Yang terakhir, misalnya, ia diterima Presiden SBY pada 11
Maret 2013. Pertemuannya dengan SBY itu rupanya memantik beragam spekulasi dan
pendapat. Ada penilaian miring, netral, atau pun positif. Pengamat politik dari
Universitas Airlangga, Surabaya, Airlangga Pribadi, misalnya, berpendapat bahwa
sebagai kandidat presiden Prabowo yang potensial dengan popularitas lumayan
tinggi parpol pendukungnya perlu mencari dukungan kekuatan dari luar.

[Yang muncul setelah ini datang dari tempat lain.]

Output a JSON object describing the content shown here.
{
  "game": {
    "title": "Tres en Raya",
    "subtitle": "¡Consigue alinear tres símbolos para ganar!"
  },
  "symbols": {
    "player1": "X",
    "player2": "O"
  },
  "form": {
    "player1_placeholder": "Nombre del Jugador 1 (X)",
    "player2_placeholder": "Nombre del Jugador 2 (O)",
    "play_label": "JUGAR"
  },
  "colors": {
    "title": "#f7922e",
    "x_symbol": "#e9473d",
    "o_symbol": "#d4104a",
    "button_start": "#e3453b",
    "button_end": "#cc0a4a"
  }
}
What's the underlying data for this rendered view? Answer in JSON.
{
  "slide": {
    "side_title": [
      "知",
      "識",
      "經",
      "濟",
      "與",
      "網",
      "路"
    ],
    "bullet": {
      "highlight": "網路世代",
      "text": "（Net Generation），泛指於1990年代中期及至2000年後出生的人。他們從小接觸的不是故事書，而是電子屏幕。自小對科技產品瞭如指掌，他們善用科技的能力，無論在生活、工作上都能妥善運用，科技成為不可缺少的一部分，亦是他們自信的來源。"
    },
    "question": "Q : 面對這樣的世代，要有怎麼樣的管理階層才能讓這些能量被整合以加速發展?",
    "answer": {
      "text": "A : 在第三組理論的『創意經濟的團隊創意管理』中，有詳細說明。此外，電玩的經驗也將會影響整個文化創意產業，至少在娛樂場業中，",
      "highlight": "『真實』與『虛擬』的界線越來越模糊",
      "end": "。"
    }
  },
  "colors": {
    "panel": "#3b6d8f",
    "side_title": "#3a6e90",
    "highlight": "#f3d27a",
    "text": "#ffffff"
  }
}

Di sini, Prabowo memiliki kepentingan terhadap kekuatan
politik dari partai lain, tak terkecuali dari Demokrat. Sebaliknya, SBY juga
punya kepentingan terhadap para calon Presiden pemenang Pemilu 2014. Tujuannya,
untuk mengamankan jaringan atau kekuatan politik SBY. Namun pendekatan keduanya
belum final dan merupakan pendekatan awal. Sehingga jangan ditafsirkan sebagai
bentuk dukungan SBY kepada Prabowo. Walhasil, kisah Prabowo dan polemik
mengenai dirinya makin ramai diberitakan media.
Pencapresan
Prabowo
Namun ada yang luput dari pemberitaan, yakni ketika 500-an
pemimpin organisasi dan pengusaha berkunjung ke kediaman Prabowo, di Desa
Hambalang, Bojong Koneng, Bogor, Kamis pekan lalu (14 Maret 2013). Kediaman
mantan Panglima Kostrad kelahiran 17 Oktober 1951 itu luasnya sekitar 4,8
hektar. Diperkaya sarana landasan helikopter (helipad), kolam renang, dan lahan
untuk olahraga berkuda (ia memelihara sejumlah kuda jenis Lusiano), padepokan
berarsitektur Jawa itu terasa kian sejuk berkat pepohonan pinus dan berbagai
tanaman lain di sekelilingnya.
Rumah penggemar pencak silat itu juga diperkaya dengan
perpustakaan, tempatnya menghabiskan waktu senggang membaca berbagai buku
berbahasa Indonesia dan Inggris. Ketua Dewan Pembina Partai Gerindra itu memang
kaya besar. Pada pemilihan presiden 2009 lalu, Prabowo adalah calon (wakil
presiden) paling kaya, dengan harta yang diperkirakan bernilai sekitar Rp.1,5
triliun dan US$ 7,5 juta.
Adik Bintianingsih dan Mayrani Ekowati itu kini juga pemilik
bisnis Grup Nusantara yang dulu dibelinya dari Bob Hasan. Bersama Hashim Djojohadikusumo,
adiknya, Prabowo mengelola 27-an anak perusahaan Grup Nusantara di dalam dan
luar negeri. Di istana yang asri tersebut, Prabowo memaparkan konsep “Tantangan
Masa Depan Indonesia,” yang membahas berbagai potensi yang kita miliki
sekarang, dan tantangan Indonesia 20 tahun mendatang.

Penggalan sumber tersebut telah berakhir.